Shit. These are from last night. I posted on my phone and was showing my location. Someone kindly pointed that out to me. Kind of blows my cover. Had over a hundred hits already today. Hope it doesn't lead to anything. So I have deleted the last posts.
Don't Do It Now.
I've got all the stuff out to do it. I can't do it now. It's not in my plan. I am going to have to cut. I need to and make it deep so that I don't do anything else. Massive anxiety. Seeing faces in the window. They can't be there as the faces I'm seeing are people I know and in the window that's 3 stories up. I thought this may happen. Urges before their time. I think there's only one way to deal with them.
I ended up in the ed. Stupid me. Went too far with the cutting. But at least for now it wasn't anything else. It's packed to the seams in here. Trolleys in the middle of the dept. But I don't know why but they just seemed as though they fast tracked me. Now I feel terrible. The nurse said I may have to talk to someone. I don't want that. I can't do that. Not now.

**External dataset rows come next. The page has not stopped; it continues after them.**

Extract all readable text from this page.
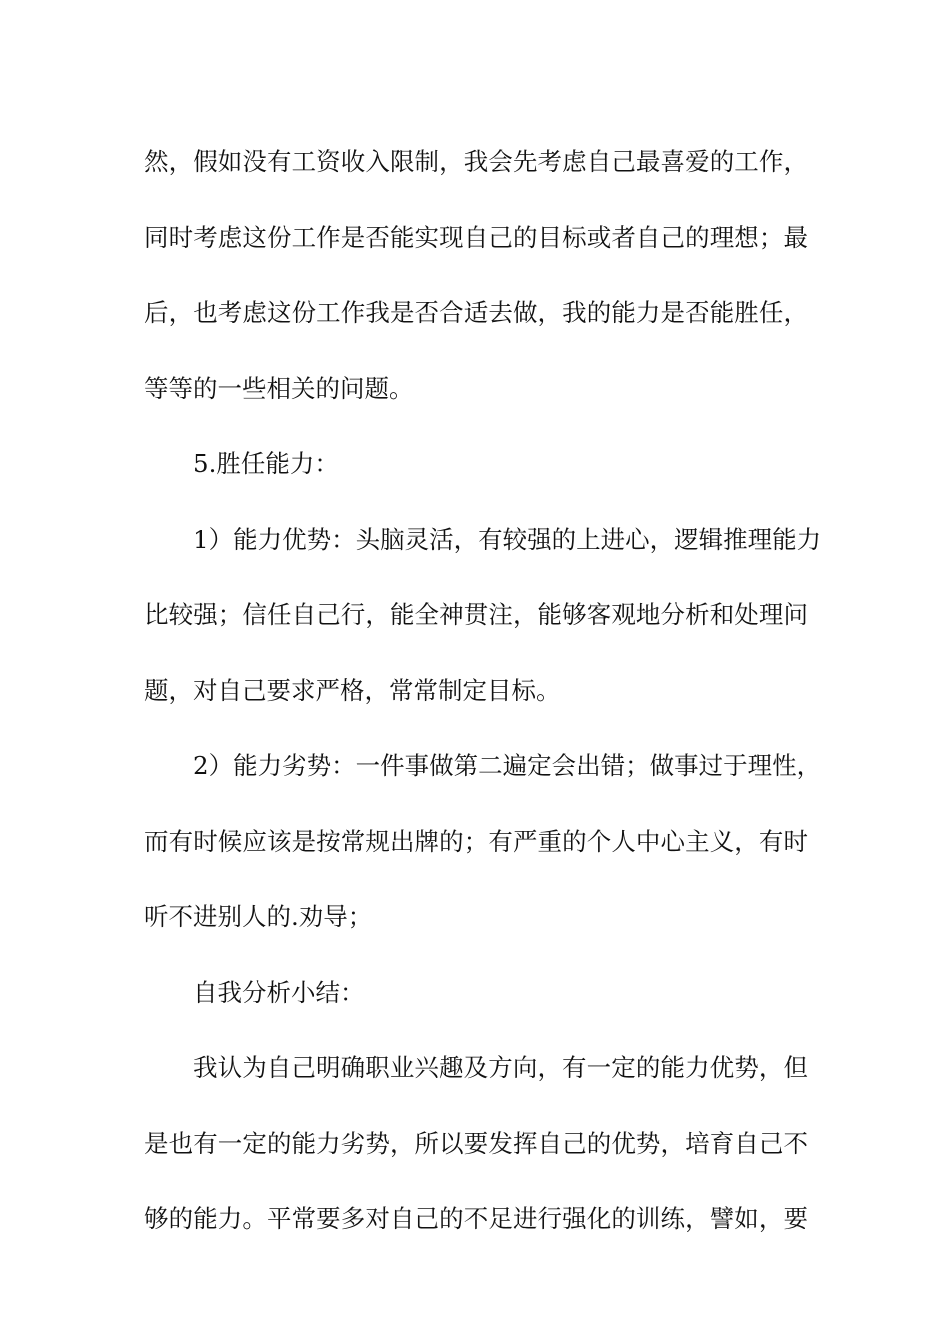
然，假如没有工资收入限制，我会先考虑自己最喜爱的工作，
同时考虑这份工作是否能实现自己的目标或者自己的理想；最
后，也考虑这份工作我是否合适去做，我的能力是否能胜任，
等等的一些相关的问题。
5.胜任能力：
1）能力优势：头脑灵活，有较强的上进心，逻辑推理能力
比较强；信任自己行，能全神贯注，能够客观地分析和处理问
题，对自己要求严格，常常制定目标。
2）能力劣势：一件事做第二遍定会出错；做事过于理性，
而有时候应该是按常规出牌的；有严重的个人中心主义，有时
听不进别人的.劝导；
自我分析小结：
我认为自己明确职业兴趣及方向，有一定的能力优势，但
是也有一定的能力劣势，所以要发挥自己的优势，培育自己不
够的能力。平常要多对自己的不足进行强化的训练，譬如，要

Why do I go to the ed cos I have a razor stuck in my leg but not mention the numerous bits I've swallowed. It doesn't really make sense does it?
I must look intelligent. I just got asked if I was one of the doctors. I'm in joggers and a hoodie but hey. It's still a compliment.
What more proof do I need. This just proves it that I am a drain on society. The NHS shouldn't have to pay for me. To stitch me up time after time.
I thought earlier that I'd done really well. I'd not cut deep enough to require medical treatment since November. Ok so I'm swallowing etc. But not deep enough or nothing I feel I need a trip to hospital for. But then I had another thought.
What kind of weird fucked up way of thinking is that. Not cutting deep enough since November. And that's some kind of triumph. For fucks sake I cut. No matter how long it's been since I last did it that deep. I am weird. I am fucked up.
On the home straight now. They've removed the fb from my leg, re x-rayed and now just waiting for them to review them and come stitch me up. The doc was lovely. I could barely tolerate the injections. Which is weird considering I can mutilate myself.
I'm going to have a bacon sandwich and a cup of tea when I get home.